Piotr Grzymowicz – proszony o odniesienie się do tych zarzutów – powiedział dziennikarzom, że nie zna treści zawiadomienia. Podkreślił, że jako polityk ma prawo wyrażać opinie i dokonywać ocen.
– Powiedziałem, że nie godzę się na to, ażeby nasze środki publiczne, które są uszczuplane w budżetach samorządów, które są przekazywane przez różnego rodzaje fundacje dla również właśnie różnych neofaszystów, mając na względzie takie osoby, które nas na co dzień dzielą – stwierdził.
Pytany, czy podtrzymuje opinie o organizatorach Marszu Niepodległości, odpowiedział, że nie wie, kto z imienia i nazwiska organizował takie marsze, ale za pośrednictwem mediów miał możliwość obserwować, że „bardzo wiele haseł było ksenofobicznych, rasistowskich i dzielących nas jako społeczeństwo”.
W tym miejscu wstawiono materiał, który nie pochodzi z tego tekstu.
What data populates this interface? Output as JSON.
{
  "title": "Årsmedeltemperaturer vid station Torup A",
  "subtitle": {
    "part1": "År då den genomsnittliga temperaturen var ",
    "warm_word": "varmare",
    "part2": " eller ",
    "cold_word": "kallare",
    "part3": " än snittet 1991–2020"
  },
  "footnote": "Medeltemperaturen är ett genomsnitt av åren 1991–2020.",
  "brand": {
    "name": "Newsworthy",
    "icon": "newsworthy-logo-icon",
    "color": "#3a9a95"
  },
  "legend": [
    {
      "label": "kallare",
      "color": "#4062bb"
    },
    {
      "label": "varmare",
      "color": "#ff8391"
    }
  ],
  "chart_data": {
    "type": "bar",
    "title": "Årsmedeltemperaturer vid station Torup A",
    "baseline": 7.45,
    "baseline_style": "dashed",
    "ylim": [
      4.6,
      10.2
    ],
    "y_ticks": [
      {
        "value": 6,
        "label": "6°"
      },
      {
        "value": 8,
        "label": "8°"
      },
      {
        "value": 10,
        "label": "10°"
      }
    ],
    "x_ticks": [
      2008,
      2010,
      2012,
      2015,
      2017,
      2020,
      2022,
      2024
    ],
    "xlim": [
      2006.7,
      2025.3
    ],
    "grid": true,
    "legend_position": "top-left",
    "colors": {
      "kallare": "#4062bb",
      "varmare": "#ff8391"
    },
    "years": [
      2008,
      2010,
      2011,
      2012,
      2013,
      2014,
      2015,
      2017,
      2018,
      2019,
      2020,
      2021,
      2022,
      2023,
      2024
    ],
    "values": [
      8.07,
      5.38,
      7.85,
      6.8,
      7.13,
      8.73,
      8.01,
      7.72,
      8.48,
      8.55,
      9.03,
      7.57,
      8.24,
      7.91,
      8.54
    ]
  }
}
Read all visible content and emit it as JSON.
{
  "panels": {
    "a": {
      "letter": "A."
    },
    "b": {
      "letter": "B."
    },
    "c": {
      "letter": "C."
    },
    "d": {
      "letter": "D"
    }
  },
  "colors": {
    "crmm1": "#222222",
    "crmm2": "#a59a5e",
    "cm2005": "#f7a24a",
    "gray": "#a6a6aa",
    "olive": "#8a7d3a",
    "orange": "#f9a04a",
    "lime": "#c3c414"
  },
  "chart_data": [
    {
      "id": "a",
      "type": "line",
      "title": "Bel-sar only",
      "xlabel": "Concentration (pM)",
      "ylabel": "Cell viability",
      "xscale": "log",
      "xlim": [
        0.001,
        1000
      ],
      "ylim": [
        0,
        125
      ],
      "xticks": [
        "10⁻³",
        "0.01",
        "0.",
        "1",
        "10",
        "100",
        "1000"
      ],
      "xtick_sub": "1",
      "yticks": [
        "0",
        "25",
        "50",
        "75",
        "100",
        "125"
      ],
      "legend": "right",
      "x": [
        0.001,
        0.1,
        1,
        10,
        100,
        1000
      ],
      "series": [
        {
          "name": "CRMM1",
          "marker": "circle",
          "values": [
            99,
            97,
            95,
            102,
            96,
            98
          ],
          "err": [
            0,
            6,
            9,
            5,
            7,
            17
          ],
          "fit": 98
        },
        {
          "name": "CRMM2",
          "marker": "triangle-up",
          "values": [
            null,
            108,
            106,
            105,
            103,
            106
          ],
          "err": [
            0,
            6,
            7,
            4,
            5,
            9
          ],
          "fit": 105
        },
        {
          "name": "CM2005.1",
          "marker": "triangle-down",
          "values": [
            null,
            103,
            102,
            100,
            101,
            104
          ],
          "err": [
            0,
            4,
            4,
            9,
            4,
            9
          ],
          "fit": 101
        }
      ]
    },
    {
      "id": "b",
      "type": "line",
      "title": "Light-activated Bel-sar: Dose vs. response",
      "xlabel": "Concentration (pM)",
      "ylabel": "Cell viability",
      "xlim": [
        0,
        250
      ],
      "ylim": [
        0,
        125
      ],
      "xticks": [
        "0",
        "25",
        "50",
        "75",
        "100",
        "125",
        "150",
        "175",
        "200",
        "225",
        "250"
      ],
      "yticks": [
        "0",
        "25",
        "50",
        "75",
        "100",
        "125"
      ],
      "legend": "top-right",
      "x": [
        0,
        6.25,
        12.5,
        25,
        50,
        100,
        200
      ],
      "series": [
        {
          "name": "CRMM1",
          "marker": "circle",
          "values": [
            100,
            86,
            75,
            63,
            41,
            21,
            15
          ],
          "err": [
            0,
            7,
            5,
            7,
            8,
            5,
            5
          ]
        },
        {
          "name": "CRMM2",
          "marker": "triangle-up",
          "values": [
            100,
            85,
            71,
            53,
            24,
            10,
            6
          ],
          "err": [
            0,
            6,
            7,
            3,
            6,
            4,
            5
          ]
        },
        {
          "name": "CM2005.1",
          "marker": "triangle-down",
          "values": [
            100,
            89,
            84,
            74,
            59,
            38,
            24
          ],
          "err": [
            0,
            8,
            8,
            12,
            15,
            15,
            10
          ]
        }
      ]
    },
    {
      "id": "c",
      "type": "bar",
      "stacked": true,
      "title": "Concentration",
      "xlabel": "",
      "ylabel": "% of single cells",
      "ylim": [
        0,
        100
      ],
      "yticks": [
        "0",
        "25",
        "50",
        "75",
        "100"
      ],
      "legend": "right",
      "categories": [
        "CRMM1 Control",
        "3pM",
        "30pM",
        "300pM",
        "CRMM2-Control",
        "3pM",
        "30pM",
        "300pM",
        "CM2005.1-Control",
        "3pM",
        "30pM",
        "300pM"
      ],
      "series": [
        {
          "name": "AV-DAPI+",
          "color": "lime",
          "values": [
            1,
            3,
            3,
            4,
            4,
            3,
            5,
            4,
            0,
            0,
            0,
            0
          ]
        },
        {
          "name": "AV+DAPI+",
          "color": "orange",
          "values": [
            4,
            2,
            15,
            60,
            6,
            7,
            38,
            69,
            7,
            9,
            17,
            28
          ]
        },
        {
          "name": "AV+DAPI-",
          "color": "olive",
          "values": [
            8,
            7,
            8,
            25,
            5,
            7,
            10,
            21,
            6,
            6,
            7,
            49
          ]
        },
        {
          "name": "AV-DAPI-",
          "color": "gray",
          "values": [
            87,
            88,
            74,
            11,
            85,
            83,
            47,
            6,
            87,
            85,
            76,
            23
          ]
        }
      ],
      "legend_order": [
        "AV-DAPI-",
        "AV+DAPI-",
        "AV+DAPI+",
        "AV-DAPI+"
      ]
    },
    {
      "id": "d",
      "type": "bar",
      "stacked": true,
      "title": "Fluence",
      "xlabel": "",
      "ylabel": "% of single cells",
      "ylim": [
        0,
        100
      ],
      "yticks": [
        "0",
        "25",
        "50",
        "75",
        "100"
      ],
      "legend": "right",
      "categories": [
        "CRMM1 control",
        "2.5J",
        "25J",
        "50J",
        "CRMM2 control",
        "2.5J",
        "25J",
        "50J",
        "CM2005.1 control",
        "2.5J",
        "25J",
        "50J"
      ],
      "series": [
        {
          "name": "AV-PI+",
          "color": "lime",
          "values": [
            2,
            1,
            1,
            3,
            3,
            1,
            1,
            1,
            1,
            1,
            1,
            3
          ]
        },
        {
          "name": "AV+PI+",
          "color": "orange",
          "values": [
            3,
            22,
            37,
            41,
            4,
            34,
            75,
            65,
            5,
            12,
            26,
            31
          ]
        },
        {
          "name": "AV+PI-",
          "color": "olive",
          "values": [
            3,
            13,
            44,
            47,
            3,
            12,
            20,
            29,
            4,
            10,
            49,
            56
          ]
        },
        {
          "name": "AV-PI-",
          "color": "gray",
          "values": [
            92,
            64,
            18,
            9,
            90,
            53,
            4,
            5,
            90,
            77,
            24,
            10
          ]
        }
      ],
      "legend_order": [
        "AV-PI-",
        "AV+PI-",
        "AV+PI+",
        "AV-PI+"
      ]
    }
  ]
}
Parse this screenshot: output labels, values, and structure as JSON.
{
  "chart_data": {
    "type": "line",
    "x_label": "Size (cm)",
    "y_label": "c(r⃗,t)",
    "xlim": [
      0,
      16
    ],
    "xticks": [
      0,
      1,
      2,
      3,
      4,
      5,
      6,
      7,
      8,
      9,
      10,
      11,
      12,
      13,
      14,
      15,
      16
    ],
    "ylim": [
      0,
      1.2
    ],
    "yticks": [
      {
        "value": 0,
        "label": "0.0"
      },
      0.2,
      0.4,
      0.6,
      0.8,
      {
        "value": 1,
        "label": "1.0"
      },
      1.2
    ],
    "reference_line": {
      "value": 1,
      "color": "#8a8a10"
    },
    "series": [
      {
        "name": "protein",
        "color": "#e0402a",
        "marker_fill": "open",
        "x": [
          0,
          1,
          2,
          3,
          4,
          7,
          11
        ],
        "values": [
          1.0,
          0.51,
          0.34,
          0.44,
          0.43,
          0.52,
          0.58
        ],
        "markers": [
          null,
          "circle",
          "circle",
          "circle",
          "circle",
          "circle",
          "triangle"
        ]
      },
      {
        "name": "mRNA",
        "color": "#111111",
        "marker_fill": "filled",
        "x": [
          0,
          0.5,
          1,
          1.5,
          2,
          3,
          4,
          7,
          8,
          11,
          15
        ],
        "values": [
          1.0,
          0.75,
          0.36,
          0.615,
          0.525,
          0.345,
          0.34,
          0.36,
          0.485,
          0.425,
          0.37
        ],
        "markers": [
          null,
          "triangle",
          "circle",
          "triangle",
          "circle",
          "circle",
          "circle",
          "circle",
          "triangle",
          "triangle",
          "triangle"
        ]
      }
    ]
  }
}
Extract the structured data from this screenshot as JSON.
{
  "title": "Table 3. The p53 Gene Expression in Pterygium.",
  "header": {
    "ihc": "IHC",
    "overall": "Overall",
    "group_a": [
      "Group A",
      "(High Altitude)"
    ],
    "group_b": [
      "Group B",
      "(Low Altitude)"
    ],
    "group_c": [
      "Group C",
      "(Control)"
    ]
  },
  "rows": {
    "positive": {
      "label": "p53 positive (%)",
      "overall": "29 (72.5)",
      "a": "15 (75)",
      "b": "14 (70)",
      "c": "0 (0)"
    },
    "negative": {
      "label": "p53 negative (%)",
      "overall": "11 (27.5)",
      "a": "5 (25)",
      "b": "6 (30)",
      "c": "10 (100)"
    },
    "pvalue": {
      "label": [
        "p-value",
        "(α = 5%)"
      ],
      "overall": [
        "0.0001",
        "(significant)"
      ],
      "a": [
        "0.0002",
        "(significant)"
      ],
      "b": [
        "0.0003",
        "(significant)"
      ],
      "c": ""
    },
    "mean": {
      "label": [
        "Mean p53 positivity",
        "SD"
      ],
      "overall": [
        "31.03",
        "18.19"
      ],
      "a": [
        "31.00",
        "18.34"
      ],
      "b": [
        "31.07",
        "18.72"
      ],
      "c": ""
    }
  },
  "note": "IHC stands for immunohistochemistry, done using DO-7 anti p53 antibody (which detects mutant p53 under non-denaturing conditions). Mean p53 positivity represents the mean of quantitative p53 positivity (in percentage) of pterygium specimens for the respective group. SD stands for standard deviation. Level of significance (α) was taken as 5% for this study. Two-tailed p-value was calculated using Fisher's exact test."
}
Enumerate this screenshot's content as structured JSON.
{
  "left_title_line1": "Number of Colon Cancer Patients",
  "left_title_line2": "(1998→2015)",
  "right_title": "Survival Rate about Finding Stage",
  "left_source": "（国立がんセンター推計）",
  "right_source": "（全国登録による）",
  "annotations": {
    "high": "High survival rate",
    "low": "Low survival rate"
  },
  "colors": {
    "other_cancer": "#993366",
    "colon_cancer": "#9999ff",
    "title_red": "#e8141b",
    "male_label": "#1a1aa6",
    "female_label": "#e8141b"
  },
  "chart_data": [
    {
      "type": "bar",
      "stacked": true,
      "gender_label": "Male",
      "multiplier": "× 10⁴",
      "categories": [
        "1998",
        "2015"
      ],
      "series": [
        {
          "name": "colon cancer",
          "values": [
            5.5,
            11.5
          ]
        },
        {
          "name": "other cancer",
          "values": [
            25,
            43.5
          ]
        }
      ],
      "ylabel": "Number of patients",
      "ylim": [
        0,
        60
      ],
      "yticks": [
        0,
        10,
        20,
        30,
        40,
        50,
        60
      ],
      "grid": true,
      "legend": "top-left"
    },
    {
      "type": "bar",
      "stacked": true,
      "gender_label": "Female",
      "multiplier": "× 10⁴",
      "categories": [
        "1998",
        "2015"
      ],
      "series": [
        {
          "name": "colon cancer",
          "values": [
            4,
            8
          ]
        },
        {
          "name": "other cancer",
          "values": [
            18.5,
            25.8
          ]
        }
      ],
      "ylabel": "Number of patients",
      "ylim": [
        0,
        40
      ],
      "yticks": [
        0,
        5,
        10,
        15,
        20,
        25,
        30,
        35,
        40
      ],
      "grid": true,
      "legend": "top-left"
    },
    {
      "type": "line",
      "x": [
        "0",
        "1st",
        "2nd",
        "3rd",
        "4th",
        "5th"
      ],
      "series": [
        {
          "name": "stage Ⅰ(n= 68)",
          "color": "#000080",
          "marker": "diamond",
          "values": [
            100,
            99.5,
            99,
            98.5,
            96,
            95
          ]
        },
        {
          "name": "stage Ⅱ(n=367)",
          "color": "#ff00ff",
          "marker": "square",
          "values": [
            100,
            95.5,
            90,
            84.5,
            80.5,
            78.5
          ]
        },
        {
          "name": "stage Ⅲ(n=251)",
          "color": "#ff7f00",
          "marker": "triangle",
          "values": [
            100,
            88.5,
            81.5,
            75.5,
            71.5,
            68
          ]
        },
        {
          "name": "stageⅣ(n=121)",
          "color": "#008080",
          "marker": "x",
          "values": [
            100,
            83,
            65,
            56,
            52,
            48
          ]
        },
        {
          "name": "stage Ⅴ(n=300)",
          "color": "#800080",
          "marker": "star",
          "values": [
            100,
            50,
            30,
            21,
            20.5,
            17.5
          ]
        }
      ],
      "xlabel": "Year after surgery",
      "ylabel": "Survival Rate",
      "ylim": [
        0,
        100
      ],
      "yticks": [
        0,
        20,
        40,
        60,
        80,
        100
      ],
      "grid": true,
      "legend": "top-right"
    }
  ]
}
– Rozumiem, że pan Szmit składa zawiadomienie do prokuratury pana Ziobry, a więc polityka, który w tej sprawie reprezentuje określoną linię polityczną, więc trudno mi się do tego odnosić. Mam nadzieję, że zwycięży zdrowy rozsądek i litera prawa. I, oczywiście, będę ze spokojem oczekiwał tego, co będzie dalej w tej sprawie następowało – stwierdził Grzymowicz.